Anak Angkat

Apa Niat Arthur?



Apa Niat Arthur?

0"Aku tahu, Ibu dan Ayah, tidak akan menghukumku, tapi bagaimana dengan, Kak David?"     
0

Mesya menatap wajah David dengan raut penuh kekhawatiran.     

Dia tidak mau melihat David keluar dari dalam kamar dengan wajah atau pun bagian tubuh yang lainnya penuh luka.     

"Dulu, Kak David, sering dipukul oleh Ayah, dan Ibu, gara-gara aku, sampai aku berusaha untuk tetap menjaga sikap di depan Kakak, agar Kakak tidak memarahiku, karna sedikit saja Kak David membuat masalah denganku, maka Ayah pasti akan memukuli Kakak,"     

"Mesya,"     

"Kak, aku tidak mau kalau mereka akan menyakiti Kakak lagi, apalagi ini semua gara-gara aku,"     

"Mesya," David masih berusaha menenangkan Mesya.     

"Mungkin, akan lebih baik jika aku mati saja, Kak, karna dengan begitu, Kak David, tidak akan pendapatkan hukuman, dan orang-orang tidak akan akan mati sehabis menggangguku," ujar Mesya yang kini kembali putus asa.     

"Tidak, Mesya. Kamu tidak boleh melakukan hal itu, ada atau tidaknya kamu, mereka tetap akan membunuh orang!" tegas David.     

"Tapi, Kak—"     

"Mesya," David memeluk adiknya, percayalah jika tidak akan terjadi apa-apa denganku. Aku yakin mereka tidak akan memukuliku," ujar David.     

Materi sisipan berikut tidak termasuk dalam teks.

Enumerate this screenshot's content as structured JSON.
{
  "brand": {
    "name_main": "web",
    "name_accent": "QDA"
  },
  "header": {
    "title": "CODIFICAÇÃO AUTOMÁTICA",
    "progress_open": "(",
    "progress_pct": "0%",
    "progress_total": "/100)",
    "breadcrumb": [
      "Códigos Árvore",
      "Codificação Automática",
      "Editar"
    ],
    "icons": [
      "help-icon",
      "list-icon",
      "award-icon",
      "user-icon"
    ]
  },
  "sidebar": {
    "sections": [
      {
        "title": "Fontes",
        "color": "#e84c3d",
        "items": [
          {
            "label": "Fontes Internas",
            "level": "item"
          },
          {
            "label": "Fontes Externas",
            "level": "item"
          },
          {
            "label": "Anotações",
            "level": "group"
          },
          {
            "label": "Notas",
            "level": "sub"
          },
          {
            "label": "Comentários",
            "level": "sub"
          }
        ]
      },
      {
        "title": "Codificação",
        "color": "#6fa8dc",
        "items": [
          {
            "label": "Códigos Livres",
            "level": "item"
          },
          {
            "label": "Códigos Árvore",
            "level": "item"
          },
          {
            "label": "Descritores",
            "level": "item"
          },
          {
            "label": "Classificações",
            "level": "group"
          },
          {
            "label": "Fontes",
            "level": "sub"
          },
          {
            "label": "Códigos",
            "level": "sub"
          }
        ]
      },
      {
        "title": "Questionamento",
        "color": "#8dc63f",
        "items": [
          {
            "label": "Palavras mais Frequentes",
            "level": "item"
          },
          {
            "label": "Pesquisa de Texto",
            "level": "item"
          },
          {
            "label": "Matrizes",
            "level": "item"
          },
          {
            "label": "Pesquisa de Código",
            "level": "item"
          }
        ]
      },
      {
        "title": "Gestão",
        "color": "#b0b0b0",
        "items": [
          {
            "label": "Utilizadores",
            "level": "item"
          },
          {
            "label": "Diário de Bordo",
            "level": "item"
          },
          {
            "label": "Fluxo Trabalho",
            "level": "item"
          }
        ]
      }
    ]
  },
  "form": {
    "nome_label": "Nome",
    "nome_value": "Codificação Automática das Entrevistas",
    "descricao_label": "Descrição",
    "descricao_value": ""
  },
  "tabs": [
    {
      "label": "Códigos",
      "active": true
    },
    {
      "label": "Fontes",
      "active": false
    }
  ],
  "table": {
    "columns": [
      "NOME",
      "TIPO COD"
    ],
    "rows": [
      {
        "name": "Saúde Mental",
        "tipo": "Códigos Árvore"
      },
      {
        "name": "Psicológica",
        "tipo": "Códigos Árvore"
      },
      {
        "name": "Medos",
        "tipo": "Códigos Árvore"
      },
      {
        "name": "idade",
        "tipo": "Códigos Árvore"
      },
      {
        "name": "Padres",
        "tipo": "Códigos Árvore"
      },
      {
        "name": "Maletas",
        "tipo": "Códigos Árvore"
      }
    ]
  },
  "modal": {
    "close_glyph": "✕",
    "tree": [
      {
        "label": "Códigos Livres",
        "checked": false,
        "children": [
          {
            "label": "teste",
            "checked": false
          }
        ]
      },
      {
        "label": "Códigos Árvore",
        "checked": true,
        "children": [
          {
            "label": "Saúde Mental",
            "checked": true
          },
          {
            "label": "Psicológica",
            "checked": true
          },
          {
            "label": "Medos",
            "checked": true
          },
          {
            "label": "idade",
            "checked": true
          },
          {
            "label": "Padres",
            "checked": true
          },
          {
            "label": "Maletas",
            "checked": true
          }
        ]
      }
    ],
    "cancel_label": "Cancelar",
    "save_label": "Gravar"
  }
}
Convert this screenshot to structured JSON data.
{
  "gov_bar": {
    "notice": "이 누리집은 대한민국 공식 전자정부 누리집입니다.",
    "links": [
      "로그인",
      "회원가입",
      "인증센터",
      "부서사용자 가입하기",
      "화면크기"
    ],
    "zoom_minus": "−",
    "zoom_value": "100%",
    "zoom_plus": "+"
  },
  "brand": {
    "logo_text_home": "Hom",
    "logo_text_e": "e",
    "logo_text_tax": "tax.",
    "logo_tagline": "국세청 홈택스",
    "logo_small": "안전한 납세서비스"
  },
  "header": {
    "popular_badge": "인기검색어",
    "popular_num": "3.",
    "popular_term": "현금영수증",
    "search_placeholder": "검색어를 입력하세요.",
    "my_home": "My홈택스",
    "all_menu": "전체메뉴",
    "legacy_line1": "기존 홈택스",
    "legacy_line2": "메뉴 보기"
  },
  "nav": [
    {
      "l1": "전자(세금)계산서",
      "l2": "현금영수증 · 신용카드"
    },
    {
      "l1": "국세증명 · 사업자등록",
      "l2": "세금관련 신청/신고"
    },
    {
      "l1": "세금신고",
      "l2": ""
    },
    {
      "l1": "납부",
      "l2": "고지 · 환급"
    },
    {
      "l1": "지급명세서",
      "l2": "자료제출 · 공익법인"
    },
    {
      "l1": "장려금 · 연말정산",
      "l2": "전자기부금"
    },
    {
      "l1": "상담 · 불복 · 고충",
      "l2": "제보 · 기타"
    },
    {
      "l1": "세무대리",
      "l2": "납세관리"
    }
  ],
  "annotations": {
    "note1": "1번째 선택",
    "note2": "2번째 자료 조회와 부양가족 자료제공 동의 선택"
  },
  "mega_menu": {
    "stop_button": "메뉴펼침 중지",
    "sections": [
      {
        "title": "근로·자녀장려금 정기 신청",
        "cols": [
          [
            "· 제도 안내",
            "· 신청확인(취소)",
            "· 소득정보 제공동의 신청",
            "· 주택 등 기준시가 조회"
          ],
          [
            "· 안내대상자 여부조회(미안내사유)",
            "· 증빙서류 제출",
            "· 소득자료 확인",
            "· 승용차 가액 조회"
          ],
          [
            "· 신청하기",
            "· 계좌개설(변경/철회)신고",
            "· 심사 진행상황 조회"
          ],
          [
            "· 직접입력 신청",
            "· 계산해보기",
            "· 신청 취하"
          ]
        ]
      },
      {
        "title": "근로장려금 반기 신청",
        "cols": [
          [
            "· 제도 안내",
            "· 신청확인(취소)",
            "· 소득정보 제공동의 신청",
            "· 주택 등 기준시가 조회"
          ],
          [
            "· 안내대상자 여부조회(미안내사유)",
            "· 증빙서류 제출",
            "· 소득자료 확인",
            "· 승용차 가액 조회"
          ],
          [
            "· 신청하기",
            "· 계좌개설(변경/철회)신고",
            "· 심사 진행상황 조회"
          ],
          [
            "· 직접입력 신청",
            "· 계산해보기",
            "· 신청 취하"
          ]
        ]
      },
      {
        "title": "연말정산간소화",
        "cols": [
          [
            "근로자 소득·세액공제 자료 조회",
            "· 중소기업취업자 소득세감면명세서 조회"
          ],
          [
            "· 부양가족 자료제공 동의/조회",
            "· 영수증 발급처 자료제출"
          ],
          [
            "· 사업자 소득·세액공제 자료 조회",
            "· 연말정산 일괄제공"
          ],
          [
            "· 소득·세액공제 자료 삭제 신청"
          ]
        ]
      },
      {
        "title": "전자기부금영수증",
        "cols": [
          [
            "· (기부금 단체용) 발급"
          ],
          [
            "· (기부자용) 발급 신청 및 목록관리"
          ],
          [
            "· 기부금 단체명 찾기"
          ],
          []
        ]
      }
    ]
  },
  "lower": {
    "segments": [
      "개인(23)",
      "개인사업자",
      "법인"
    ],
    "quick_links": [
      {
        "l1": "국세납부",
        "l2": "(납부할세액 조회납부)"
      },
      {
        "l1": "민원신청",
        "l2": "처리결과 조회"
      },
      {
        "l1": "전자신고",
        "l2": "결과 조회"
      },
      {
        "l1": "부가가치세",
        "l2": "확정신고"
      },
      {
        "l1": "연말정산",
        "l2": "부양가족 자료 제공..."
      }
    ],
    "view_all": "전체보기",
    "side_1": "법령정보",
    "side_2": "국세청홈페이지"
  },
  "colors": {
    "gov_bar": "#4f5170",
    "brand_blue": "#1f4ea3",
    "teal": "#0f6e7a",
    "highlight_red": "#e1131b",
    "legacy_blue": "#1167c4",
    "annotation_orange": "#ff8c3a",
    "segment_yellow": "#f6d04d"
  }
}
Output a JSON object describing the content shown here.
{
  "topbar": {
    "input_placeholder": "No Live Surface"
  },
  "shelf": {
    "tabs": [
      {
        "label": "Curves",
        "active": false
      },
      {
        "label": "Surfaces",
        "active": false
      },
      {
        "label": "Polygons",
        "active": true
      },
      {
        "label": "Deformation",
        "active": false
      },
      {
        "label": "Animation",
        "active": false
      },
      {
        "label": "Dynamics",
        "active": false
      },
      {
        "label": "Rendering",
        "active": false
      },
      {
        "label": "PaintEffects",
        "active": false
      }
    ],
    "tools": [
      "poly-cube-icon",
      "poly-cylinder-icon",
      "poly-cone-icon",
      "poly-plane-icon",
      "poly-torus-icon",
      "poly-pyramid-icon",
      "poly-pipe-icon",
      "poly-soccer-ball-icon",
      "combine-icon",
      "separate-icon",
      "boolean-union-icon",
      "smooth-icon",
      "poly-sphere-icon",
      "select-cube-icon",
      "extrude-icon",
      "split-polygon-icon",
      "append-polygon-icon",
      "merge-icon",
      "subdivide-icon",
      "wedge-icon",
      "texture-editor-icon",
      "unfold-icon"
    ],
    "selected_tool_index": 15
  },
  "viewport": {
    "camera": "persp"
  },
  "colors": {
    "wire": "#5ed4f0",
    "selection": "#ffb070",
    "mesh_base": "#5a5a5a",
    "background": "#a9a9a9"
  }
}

Mesya masih memebenamkan wajahnya dalam pelukan David. Pelukan itu teresa hangat, dan begitu lengkap serasa dipeluk oleh kekasih, sekaligus Kakak sendiri.     

Dari kejauhan Romi hanya memandang David dan Mesya, dia tidak berani mendekati mereka, tentu saja Romi takut jika David akan memarahinya.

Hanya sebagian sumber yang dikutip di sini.